The greater frequency of panic disorder in women agrees with previous investigations.17 The comorbidity of the panic disorders with other mental disorders has also been reported in the literature.18 Using a structured clinical interview to establish diagnoses, after each patient had been evaluated clinically, allowed observing the existing relation between cardiovascular diseases, panic disorders and other psychical dysfunctions (major depression, agoraphobia, general anxiety disorder, among others). Women cursed simultaneously with major depressive disorder and men mainly with general anxiety disorder, although these differences were not significant. It was also observed that patients with more than one disorder use similar ways to confront conflicting situations (defense mechanisms) than those who only suffer panic disorder.

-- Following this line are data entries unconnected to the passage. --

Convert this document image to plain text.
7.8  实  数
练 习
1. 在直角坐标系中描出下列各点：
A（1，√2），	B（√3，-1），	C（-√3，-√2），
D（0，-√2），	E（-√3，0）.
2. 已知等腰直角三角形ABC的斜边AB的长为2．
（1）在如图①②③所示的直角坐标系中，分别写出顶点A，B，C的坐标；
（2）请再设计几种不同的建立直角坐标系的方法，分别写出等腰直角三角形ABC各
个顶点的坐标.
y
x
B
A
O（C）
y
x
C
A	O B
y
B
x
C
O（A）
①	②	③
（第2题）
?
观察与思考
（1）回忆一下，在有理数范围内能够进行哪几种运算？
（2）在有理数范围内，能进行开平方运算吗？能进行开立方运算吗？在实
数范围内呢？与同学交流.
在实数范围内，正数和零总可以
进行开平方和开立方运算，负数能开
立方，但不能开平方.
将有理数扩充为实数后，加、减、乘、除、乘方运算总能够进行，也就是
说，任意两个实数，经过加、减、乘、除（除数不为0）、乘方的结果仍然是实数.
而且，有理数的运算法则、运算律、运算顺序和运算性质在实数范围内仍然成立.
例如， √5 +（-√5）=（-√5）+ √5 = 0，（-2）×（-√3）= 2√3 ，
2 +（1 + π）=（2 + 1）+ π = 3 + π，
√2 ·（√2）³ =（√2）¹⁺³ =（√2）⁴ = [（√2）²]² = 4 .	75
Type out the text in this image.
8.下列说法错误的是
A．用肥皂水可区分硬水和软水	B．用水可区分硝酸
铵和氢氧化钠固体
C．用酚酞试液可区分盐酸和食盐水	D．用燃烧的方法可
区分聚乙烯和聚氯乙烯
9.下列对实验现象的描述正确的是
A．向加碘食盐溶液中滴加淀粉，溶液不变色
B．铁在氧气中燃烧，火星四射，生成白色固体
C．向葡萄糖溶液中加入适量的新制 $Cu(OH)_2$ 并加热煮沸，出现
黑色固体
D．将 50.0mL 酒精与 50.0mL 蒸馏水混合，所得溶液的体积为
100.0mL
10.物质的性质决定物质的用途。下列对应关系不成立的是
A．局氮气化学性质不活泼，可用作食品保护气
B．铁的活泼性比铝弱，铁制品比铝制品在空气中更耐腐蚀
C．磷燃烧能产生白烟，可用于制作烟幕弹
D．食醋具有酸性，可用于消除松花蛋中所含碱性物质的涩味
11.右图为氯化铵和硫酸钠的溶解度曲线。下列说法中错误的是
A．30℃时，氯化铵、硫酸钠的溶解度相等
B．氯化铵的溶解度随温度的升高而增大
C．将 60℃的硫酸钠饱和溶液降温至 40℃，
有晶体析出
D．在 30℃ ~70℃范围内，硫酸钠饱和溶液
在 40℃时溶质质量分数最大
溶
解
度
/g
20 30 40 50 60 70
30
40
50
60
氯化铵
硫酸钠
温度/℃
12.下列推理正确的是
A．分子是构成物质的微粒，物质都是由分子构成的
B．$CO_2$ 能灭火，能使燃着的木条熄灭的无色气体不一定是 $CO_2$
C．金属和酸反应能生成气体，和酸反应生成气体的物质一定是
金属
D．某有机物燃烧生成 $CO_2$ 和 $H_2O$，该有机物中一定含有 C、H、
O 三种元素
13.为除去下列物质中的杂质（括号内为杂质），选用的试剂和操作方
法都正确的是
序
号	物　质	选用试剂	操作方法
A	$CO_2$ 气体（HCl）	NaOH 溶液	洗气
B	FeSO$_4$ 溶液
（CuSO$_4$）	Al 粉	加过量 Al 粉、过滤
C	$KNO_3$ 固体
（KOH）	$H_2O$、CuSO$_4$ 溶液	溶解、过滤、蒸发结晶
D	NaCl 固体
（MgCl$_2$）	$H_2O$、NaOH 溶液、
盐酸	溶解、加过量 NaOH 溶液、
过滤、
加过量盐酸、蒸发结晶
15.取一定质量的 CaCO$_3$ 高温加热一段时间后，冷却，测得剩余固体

Patients with panic disorder presented some differences and similarities when compared by gender. It was demonstrated that men and women show the same levels of anxiety, psychological discomfort, as well as the use of some defense mechanisms. Nevertheless, humor is associated closer to men, while the mechanisms of help rejection and passive–aggression were characteristic of women. These differences can be due to the preservation of the stereotype of man with <<emotional force>> in Mexican Culture, which explains why the use of humor is reinforced as part of the method for handling their emotions; on the other hand, women adopt an abnegation attitude that might conceal aggression.36

One of the greatest challenges that can be found in a hospital medical practice is to be able to establish a differential diagnosis between a primary cardiovascular disorder and a psychiatric disorder.16 The symptomatology of panic attack includes precordial oppression, an increase on heart rate, respiratory difficulties and weakness, as well as other symptoms that the physically healthy patient frequently relates to a serious cardiac problem. In patients with cardiovascular disorders, the coexistence of symptoms associated to the physical disorder and panic attack symptoms difficults the diagnosis of the mental disorder. The results of this study support the possibility of diagnosing and evaluating through structured interviews and measuring instruments of psychopathological symptoms intensity, panic disorder and other major mental disorders. Although the sample was obtained by quotas and establishing the association frequency between panic disorder and cardiovascular diseases was not possible, other studies have demonstrated the coexistence in both groups of pathology.18,37

The results of this study indicate the importance of the psychological intervention in the field of cardiology, especially in cardiac disorders accompanied by mood and anxiety disorders, including panic disorder. These pathologies have been related to the use of maladaptive defense mechanisms.38

The current psychotherapeutic approach for panic disorder is cognitive behavioral therapy (CBT);39 nevertheless it is possible that defense mechanisms are also related to patients with panic disorder personality.40 It might be useful to apply a line of psychological intervention directed to the recognition of use, evaluation, factors related to the presence and modification of defense mechanisms with the purpose of equipping the patient with more adaptive options and improving life quality.41–44

 

ACKNOWLEDGEMENTS

We thank for the support offered by the Instituto Nacional de Cardiología Ignacio Chávez and Anáhuac México Norte University.